To characterize Mary
Renda’s Taking Haiti as impactful is
an understatement. Each chapter was beyond enlightening, partially because I
was able to reflect on the information I learned this summer (Study Abroad DR) through
a different lens. I also don’t believe I fully grasped the concept of
paternalism until now. Usually when I hear paternalism referenced it’s only in
the context of US slavery, but learning about it from a transnational
perspective exacerbates feelings I have towards US foreign policy. “Treating
paternalism as an obvious good, a mitigating factor, or a transparent veneer to
be ‘seen through,’ historians have failed to notice its importance and
complexity as an element of US foreign policy” (15). I completely agree with that, and I am glad
that I finally have the tools to name it. I have always felt uneasy when I hear
about certain US groups acting as “white saviors” in a sense, that are on a
quest to rescue Black and Brown people from their circumstances. It has always
been peculiar to me that as Americans we feel we have the moral authority to
tell someone else what they “should” be doing, not fully grasping how that mindset
is rooted in paternalism.
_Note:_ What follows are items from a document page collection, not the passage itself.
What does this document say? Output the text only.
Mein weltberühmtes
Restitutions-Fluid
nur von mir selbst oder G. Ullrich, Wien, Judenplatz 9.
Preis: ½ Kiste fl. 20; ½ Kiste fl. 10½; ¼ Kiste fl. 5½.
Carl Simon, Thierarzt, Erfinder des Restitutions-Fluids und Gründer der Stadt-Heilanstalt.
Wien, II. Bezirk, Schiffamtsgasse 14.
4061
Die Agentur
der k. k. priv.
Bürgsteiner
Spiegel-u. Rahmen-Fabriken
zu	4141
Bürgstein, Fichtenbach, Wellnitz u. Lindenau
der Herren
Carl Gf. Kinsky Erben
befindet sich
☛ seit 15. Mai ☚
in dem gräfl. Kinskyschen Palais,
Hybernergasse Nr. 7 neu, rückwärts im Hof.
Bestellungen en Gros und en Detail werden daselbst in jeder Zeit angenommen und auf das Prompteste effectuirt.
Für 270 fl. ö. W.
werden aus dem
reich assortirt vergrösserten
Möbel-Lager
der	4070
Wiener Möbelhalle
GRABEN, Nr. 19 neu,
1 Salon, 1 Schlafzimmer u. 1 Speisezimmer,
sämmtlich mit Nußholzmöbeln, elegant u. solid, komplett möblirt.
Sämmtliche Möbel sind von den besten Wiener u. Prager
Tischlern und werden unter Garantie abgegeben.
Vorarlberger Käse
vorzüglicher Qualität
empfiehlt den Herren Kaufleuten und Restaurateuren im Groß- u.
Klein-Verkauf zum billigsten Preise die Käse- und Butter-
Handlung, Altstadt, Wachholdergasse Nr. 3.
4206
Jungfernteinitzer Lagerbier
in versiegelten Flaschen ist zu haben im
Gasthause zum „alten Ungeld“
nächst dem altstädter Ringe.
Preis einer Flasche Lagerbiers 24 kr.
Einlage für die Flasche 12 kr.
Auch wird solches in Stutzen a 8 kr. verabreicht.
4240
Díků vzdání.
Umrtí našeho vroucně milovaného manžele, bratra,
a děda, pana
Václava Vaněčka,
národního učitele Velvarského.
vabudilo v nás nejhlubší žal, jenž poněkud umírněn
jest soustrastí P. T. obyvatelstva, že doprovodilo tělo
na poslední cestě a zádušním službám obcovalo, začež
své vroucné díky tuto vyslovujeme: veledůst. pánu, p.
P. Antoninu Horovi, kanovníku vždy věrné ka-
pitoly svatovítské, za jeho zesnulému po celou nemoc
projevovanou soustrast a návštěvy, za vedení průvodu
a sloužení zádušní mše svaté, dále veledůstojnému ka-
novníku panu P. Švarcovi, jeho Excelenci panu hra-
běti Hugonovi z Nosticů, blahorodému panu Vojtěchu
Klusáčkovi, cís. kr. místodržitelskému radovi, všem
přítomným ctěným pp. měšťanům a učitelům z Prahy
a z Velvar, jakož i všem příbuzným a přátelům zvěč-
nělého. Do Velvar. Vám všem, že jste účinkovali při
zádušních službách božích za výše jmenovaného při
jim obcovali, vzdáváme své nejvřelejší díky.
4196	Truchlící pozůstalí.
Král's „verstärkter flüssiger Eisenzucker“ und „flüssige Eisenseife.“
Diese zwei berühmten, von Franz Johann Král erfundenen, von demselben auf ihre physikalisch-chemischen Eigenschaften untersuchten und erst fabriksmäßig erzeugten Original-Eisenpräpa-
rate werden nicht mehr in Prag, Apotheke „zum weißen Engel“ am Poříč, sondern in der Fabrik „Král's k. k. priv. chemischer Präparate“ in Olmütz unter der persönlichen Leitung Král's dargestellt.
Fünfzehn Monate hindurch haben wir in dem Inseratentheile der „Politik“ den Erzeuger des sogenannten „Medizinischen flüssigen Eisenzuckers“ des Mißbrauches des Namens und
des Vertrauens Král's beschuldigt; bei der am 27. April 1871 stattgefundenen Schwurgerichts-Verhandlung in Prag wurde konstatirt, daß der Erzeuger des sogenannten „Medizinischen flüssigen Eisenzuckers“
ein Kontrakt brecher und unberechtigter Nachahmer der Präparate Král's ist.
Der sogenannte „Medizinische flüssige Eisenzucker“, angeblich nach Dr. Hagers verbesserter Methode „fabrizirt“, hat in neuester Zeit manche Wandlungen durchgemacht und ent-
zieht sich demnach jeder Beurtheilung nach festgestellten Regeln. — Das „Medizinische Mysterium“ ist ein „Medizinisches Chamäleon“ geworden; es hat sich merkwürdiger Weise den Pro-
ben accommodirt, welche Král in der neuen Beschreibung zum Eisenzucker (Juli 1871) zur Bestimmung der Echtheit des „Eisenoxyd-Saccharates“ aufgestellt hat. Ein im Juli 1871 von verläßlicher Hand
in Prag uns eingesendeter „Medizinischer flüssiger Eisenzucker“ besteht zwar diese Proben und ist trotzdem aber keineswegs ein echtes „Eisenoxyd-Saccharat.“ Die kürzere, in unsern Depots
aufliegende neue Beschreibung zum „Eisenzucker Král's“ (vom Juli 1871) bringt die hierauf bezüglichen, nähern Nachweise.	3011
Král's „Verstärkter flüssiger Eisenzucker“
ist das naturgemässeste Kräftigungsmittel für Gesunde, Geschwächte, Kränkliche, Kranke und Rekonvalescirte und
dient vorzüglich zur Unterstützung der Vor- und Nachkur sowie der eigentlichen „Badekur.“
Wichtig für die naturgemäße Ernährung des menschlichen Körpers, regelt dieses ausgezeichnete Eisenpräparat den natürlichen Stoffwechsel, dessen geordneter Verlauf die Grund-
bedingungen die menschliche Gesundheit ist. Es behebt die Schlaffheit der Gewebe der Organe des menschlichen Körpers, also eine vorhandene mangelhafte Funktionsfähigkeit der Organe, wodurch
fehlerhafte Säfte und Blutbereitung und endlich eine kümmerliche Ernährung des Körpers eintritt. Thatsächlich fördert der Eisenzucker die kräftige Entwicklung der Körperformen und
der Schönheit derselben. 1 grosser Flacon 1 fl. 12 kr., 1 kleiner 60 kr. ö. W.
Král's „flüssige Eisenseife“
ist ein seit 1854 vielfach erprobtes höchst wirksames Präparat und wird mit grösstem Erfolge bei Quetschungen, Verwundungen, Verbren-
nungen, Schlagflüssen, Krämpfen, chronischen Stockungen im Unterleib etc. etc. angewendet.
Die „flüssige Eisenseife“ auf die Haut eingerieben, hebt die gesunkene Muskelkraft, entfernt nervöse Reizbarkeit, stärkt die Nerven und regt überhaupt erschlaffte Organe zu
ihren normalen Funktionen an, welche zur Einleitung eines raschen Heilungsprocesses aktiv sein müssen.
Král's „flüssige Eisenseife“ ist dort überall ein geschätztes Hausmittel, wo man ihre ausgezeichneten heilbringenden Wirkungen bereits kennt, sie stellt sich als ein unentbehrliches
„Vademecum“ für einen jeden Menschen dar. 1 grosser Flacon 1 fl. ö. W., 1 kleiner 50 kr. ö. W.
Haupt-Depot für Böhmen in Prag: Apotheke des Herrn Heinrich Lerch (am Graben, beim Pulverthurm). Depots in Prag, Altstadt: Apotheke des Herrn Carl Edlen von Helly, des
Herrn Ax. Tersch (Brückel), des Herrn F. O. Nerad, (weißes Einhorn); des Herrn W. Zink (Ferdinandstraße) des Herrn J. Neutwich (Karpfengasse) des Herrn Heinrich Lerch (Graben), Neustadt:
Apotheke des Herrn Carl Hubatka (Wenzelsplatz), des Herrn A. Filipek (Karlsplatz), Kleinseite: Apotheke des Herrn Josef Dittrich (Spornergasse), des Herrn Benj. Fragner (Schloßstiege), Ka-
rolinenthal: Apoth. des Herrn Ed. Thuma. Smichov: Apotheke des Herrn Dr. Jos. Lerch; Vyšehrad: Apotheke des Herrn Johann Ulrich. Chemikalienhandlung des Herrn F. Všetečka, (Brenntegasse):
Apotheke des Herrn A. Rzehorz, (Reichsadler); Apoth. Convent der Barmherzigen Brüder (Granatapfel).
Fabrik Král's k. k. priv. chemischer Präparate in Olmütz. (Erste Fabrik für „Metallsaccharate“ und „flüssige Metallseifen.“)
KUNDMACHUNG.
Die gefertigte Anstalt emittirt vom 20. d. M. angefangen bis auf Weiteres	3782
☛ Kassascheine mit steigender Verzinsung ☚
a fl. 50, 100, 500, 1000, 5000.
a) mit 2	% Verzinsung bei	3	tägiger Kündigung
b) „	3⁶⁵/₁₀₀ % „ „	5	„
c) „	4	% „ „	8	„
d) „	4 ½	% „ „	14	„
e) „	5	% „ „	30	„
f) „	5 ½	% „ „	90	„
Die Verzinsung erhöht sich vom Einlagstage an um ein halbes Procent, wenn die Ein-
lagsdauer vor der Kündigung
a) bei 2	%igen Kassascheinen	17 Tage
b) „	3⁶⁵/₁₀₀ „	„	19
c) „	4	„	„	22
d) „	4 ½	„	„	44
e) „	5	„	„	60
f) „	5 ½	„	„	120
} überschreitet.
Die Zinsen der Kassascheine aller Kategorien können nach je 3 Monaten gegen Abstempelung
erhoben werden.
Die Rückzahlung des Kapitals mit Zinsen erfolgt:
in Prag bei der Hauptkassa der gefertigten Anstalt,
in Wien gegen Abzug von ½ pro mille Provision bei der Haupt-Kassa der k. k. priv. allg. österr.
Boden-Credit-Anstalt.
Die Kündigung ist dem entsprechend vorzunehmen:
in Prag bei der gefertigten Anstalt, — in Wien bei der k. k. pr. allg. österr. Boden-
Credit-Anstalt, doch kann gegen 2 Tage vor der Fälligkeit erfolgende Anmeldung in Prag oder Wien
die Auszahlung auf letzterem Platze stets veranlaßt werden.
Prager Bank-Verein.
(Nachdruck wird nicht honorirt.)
An example of this was the “Stop Kony” campaign that
took place a few years back. I remember thinking to myself that although this
sounded like a good cause, I feel like something is missing. In the months to
follow it became apparent that not only was Joseph Kony not the threat that he
was portrayed to be, but that the organization that initiated the campaign “Invisible
Children”, was accused of “slacktivism”. By no means am I absolving Joseph Kony
from the horrific crimes he committed, but what I am saying is that the
information we (Americans) were given was very skewed. Many of us shared videos
and perpetuated fabricated information, often oblivious to the fact that we
were enabling a paternalistic approach to this issue. In so many words, we were
being asked to once again save poor and primitive Black people from themselves,
in the same way the occupation was intended to do for Haiti.
What is also
interesting was the way in which ideas about race framed the way US marines
interacted with the Haitian population. To read about the dehumanization of
Haitian people at the hands of American troops was heartbreaking but it did not
surprise me. Unfortunately xenophobia and racism are inextricable for those
coming from a nation rooted in white supremacy, but to the degree in which it occurred was absurd. I think Renda conceptualized it best through her criticism of
paternalism. She states “ Killing came to seem like an amusement. The racism
that placed white men back home in front of a beebee gun and an image of a
Black man resounded in this foreign context, challenging the logic of
paternalism that earlier helped him pull the trigger” (156). By failing to confront the racism and
discrimination against African Americans back home, the US occupation was bound
to be a detriment to the Haitian population.
I like that you wove in a discussion on Kony and the Invisible Children movement; the thought would have otherwise never occurred to me. I can definitely see the parallel between the two, as the dichotomy framework of paternalism is the same in both cases.